I did wonder why you didn't like the pkg-config method, and you make a
good point. Considering this isn't decided with SDL3 yet, maybe it's
worth making a comment upstream to suggest they have an "sdl3-config"
program as well as the likely "sdl3.pc" file?
Such a comment probably has more weight coming from you (well-known C
blogger) than me (nobody) :P
Going back to the overall post, I tried to apply the SDL-as-platform
coding style to my current project, I think there's actually two ways
to write SDL.
First is "an SDL application" as your article says. This depends
entirely on SDL and instantly runs on obscure weird platforms like
maybe the Vita or PSP or GP2x or Android NDK, but also runs on
computers. Second is "a C application which uses SDL" which probably
only runs easily on computers, but can also be decoupled from SDL.
An example of the second is my current project - a roguelike which I'd
like to use SDL for graphical tiles, but I also want to completely
separate the game logic from the renderer, and possibly slot in
another renderer like ncurses or an alternative graphics engine like
raylib/SFML/Allegro/etc.
You've made me reflect on pkg-config again, and our discussion here has
had a concrete result. So thanks for bringing this up, Jamie! This weekend
I wrote a new pkg-config from scratch with first-class Windows support,
suitable for inclusion in w64devkit:
https://github.com/skeeto/u-config
If PKG_CONFIG_PATH points at the unzipped SDL2, or if SDL2 is copied into
the w64devkit sysroot, it works perfectly with its sdl2.pc. I've also
tested smaller libraries, and they also work perfectly. There's more
testing to do, but the next w64devkit *will* include a well-functioning,
native pkg-config. I'm now comfortable recommending its use with SDL2, and
for the same reason I'm fine with the SDL3 plan. I'll publish an article
on this soon, and then update the recommendations in my SDL2 article.

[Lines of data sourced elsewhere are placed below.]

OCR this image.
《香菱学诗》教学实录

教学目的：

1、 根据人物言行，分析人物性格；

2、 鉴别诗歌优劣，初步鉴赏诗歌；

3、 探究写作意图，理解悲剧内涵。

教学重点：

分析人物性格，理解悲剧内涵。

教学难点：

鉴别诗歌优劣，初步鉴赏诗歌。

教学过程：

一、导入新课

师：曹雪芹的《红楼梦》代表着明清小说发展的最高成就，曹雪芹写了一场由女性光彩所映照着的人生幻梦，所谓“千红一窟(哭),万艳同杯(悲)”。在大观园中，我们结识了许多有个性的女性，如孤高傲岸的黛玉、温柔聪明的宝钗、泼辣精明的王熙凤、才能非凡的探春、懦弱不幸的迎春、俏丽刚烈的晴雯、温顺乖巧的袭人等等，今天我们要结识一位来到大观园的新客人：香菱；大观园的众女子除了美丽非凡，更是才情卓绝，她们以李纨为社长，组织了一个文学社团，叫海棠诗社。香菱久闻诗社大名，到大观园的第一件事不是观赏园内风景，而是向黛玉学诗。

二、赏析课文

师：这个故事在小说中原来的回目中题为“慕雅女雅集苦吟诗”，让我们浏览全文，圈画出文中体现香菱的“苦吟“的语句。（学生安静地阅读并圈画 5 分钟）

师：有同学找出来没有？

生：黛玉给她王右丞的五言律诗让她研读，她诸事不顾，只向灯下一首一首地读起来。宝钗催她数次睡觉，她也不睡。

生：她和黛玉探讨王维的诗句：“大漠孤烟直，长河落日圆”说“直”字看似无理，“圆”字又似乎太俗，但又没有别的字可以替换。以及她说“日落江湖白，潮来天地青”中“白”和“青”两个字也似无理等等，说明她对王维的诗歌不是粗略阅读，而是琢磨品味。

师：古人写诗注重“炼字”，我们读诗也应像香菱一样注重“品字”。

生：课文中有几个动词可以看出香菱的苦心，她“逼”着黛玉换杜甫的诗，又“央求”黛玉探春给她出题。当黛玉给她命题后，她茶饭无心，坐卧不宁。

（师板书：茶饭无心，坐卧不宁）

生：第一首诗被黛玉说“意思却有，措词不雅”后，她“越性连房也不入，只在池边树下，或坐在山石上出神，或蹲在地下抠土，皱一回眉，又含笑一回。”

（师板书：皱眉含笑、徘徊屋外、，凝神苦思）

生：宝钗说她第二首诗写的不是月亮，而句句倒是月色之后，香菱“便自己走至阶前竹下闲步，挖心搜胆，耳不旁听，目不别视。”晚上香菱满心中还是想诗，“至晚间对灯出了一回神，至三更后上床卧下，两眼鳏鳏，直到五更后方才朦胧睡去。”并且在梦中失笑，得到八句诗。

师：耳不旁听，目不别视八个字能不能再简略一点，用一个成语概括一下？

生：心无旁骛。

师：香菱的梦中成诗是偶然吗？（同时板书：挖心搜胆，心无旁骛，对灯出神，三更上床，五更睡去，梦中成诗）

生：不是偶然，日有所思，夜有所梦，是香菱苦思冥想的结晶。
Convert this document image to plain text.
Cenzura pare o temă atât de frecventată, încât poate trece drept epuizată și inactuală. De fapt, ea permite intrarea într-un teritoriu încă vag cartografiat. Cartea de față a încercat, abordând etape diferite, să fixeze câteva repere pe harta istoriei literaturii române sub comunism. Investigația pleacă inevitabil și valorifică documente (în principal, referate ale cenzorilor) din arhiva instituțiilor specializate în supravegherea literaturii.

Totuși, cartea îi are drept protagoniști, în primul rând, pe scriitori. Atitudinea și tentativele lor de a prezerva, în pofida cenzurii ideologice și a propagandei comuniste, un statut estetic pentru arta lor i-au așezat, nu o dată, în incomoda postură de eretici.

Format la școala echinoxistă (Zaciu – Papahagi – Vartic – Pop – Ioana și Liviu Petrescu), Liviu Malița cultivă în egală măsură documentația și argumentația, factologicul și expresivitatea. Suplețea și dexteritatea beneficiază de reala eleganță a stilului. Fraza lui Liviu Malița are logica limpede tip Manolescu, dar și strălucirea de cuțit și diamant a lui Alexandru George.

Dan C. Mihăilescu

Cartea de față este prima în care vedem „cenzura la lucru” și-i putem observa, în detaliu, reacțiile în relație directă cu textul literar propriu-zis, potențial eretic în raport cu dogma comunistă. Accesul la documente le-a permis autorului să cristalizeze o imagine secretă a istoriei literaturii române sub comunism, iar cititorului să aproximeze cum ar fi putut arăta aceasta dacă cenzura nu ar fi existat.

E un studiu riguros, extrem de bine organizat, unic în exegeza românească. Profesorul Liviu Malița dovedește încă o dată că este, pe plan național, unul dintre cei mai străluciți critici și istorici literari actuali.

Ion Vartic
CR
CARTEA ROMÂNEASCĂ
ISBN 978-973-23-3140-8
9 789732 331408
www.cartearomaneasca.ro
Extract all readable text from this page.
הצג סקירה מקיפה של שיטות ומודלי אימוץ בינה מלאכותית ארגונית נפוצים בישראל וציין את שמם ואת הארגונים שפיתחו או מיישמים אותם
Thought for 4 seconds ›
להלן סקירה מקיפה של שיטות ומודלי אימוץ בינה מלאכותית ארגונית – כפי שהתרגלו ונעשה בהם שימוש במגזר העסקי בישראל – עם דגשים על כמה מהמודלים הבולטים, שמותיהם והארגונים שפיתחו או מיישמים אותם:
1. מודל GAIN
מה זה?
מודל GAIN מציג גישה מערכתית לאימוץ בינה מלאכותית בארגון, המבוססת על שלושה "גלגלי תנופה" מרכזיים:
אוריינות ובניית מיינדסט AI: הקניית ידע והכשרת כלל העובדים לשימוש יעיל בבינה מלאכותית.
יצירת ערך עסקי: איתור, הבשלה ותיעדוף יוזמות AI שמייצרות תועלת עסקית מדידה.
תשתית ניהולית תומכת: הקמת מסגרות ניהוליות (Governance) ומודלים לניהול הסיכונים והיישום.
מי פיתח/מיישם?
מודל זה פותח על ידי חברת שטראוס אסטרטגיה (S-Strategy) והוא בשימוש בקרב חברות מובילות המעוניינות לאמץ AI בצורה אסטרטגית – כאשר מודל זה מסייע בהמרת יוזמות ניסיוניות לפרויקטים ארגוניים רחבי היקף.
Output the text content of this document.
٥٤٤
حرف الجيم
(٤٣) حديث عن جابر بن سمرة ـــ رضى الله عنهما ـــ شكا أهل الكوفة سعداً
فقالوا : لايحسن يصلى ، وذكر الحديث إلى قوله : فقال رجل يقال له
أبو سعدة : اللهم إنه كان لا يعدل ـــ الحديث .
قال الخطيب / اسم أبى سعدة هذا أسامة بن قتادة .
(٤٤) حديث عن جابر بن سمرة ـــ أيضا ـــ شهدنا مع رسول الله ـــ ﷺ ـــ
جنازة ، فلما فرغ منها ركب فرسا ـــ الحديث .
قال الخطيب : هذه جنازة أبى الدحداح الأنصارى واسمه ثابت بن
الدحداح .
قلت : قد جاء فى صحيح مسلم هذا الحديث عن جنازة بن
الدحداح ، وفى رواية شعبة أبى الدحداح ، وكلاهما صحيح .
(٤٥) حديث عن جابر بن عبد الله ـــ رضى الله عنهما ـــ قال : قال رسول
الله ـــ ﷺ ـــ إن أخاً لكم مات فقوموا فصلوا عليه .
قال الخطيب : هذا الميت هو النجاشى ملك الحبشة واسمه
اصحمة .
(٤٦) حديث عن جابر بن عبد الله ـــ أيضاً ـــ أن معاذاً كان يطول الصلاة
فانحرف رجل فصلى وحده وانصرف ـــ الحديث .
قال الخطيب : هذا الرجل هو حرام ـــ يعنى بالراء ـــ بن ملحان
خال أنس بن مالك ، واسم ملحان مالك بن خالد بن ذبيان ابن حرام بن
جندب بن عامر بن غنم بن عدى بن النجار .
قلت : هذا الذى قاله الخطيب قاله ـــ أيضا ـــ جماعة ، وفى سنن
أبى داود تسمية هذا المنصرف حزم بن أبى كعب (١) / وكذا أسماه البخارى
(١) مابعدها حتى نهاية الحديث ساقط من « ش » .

My original objection was that pkg-config's ultimate job is simple: copy
some text from .pc files to standard output. However, the implementation
is overwrought, requires autotools, and yet does not even work properly on
Windows (where I care about smooth SDL operation). That's not a great
trade-off. However, as I discovered writing u-config, lots libraries
define .pc files, and it's a rich database of information, even simply as
a human reference. It's worth tapping into that, and pkg-config's effect
in causing this distributed database to emerge is good.